2656 Sergey Petrunia	2008-10-16
      BUG#40118: Crash when running Batched Key Access and requiring one match for each key
      - Make DsMrr_impl::dsmrr_next use h2->mrr_funcs, not h->mrr_funcs. This is because 
        DS-MRR uses h2 to scan the index (and hence h2->mrr_funcs is properly initialized)

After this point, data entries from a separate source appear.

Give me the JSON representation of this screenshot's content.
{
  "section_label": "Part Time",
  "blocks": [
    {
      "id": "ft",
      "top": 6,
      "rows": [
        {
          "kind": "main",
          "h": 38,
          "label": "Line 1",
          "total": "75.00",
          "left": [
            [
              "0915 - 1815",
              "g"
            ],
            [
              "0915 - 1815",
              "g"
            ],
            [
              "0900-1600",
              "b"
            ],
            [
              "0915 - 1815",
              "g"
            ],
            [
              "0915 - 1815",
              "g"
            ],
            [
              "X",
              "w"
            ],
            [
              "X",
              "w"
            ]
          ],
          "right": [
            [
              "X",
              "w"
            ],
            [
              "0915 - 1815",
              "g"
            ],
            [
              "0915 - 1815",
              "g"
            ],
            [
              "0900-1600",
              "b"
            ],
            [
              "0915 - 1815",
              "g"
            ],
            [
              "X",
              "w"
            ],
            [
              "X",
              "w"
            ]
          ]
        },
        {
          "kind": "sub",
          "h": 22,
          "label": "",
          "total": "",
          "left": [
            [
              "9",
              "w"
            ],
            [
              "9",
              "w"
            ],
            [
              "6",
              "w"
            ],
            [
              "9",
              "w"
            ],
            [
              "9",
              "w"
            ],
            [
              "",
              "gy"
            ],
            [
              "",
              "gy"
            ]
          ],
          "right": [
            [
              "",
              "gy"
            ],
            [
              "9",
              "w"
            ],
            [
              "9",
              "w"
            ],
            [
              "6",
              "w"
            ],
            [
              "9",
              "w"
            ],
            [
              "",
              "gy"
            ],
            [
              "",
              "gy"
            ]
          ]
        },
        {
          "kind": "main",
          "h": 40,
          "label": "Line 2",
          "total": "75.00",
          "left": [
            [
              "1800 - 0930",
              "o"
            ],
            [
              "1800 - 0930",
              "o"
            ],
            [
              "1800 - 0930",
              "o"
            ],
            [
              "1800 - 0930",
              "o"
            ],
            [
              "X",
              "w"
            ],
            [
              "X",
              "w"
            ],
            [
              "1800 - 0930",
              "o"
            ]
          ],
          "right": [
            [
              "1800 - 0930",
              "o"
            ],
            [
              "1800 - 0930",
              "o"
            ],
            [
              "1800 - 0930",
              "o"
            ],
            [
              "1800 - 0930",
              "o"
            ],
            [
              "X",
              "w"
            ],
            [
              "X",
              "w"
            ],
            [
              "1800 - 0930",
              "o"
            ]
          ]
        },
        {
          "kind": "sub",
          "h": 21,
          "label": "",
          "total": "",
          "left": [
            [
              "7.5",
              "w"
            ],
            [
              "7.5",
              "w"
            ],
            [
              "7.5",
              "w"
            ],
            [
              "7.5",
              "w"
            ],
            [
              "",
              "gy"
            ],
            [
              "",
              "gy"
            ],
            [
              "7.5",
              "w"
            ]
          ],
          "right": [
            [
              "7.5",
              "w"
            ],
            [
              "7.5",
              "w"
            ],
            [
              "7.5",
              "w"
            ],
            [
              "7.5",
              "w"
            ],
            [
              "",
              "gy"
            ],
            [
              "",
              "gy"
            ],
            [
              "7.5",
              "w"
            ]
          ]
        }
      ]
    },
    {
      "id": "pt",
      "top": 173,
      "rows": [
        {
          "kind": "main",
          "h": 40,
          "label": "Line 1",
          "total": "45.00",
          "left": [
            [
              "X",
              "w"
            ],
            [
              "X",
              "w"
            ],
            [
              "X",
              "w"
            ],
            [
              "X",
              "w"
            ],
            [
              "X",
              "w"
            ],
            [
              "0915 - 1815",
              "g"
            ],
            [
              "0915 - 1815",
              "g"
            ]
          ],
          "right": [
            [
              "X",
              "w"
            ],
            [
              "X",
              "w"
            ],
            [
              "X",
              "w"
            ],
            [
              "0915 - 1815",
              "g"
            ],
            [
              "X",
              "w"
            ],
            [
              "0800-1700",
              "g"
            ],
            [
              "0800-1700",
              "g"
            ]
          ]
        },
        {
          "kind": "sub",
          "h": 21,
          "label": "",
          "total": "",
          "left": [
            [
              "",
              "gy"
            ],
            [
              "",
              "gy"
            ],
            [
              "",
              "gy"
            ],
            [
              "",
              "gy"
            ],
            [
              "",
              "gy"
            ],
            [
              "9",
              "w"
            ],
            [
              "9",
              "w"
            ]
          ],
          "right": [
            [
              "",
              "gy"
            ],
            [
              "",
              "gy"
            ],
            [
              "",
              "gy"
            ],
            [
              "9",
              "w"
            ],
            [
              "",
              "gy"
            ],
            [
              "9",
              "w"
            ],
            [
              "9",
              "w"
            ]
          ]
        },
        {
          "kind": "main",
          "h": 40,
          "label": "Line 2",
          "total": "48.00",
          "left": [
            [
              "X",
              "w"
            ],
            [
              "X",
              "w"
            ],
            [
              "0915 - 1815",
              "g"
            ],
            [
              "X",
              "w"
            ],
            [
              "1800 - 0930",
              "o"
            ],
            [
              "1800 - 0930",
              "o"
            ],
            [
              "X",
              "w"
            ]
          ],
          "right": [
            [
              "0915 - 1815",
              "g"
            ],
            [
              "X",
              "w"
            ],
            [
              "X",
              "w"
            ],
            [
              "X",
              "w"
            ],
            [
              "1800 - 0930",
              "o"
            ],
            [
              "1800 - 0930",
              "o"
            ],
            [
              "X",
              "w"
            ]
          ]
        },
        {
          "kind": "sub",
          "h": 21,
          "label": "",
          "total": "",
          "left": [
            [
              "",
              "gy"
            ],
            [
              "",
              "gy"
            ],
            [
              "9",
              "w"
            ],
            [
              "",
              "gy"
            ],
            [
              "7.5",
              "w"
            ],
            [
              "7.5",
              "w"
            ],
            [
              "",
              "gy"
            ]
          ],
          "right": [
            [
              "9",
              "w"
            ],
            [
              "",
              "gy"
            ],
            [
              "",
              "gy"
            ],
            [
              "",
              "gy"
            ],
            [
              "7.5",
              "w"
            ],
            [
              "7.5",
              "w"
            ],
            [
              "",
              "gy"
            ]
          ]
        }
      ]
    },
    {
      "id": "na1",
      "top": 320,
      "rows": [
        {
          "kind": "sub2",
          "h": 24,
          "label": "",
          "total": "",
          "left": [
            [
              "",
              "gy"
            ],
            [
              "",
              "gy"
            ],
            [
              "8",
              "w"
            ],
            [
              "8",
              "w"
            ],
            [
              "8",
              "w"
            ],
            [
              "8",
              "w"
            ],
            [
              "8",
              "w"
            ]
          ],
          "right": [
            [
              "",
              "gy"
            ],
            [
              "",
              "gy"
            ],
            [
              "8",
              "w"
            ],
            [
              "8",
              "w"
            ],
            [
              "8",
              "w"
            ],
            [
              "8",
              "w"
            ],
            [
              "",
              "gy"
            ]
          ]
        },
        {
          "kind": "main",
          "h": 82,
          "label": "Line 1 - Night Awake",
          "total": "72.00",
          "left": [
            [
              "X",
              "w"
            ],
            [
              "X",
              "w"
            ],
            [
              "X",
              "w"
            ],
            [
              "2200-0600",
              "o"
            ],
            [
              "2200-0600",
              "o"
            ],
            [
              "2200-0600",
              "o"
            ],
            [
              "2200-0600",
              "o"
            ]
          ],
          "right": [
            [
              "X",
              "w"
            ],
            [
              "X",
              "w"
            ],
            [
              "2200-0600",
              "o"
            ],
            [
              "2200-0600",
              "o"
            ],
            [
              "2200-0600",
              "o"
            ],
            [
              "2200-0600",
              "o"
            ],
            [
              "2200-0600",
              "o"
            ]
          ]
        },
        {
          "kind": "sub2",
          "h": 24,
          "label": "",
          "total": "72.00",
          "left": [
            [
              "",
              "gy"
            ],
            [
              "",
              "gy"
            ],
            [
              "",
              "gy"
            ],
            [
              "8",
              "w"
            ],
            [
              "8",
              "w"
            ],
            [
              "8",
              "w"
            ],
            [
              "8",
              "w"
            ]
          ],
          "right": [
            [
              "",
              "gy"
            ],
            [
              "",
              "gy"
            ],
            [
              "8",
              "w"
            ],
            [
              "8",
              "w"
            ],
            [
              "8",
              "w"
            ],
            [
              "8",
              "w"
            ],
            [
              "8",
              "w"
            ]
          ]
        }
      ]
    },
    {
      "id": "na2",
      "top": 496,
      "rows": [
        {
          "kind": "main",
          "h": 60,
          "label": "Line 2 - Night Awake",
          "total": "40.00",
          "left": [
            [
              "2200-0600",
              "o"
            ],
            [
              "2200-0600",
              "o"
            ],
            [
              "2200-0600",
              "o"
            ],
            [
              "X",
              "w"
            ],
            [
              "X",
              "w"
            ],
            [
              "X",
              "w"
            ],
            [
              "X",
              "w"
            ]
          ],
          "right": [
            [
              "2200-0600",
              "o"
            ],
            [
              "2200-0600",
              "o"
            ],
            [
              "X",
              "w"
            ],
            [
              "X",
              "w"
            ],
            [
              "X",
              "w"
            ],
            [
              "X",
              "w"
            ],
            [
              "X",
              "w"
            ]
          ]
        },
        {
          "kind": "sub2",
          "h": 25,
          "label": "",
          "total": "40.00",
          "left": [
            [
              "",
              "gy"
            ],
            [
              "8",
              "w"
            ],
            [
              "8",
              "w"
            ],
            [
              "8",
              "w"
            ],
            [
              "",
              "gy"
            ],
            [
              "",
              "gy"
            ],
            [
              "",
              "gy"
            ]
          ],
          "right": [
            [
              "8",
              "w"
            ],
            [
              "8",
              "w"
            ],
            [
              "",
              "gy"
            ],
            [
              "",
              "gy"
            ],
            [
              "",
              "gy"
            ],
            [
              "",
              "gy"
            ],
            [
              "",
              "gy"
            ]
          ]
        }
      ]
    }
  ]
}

        while h is used to make rnd_pos() calls (and so h->mrr_funcs is not defined)
[18 Oct 2008 17:19] Sergey Petrunya
Pushed into mysql-6.0-bka-preview tree.
[19 Oct 2008 11:14] Bugs System
A patch for this bug has been committed. After review, it may
be pushed to the relevant source trees for release in the next
version. You can access the patch from:

  http://lists.mysql.com/commits/56539

2658 Sergey Petrunia	2008-10-16
      Fix testcase for BUG#40118
[14 Dec 2008 11:07] Bugs System
Pushed into 6.0.8-alpha  (revid:sergefp@mysql.com-20081016043109-5q83ynpcoe7nuuwl) (version source revid:sergefp@mysql.com-20081016043109-5q83ynpcoe7nuuwl) (pib:5)
[16 Aug 2010 6:39] Bugs System
Pushed into mysql-next-mr (revid:alik@sun.com-20100816062819-bluwgdq8q4xysmlg) (version source revid:alik@sun.com-20100816062612-enatdwnv809iw3s9) (pib:20)
[13 Nov 2010 16:08] Bugs System
Pushed into mysql-trunk 5.6.99-m5 (revid:alexander.nozdrin@oracle.com-20101113155825-czmva9kg4n31anmu) (version source revid:vasil.dimov@oracle.com-20100629074804-359l9m9gniauxr94) (merge vers: 5.6.99-m4) (pib:21)
[22 Nov 2010 1:30] Paul DuBois
Bug is not in any released 5.6.x version. No changelog entry needed.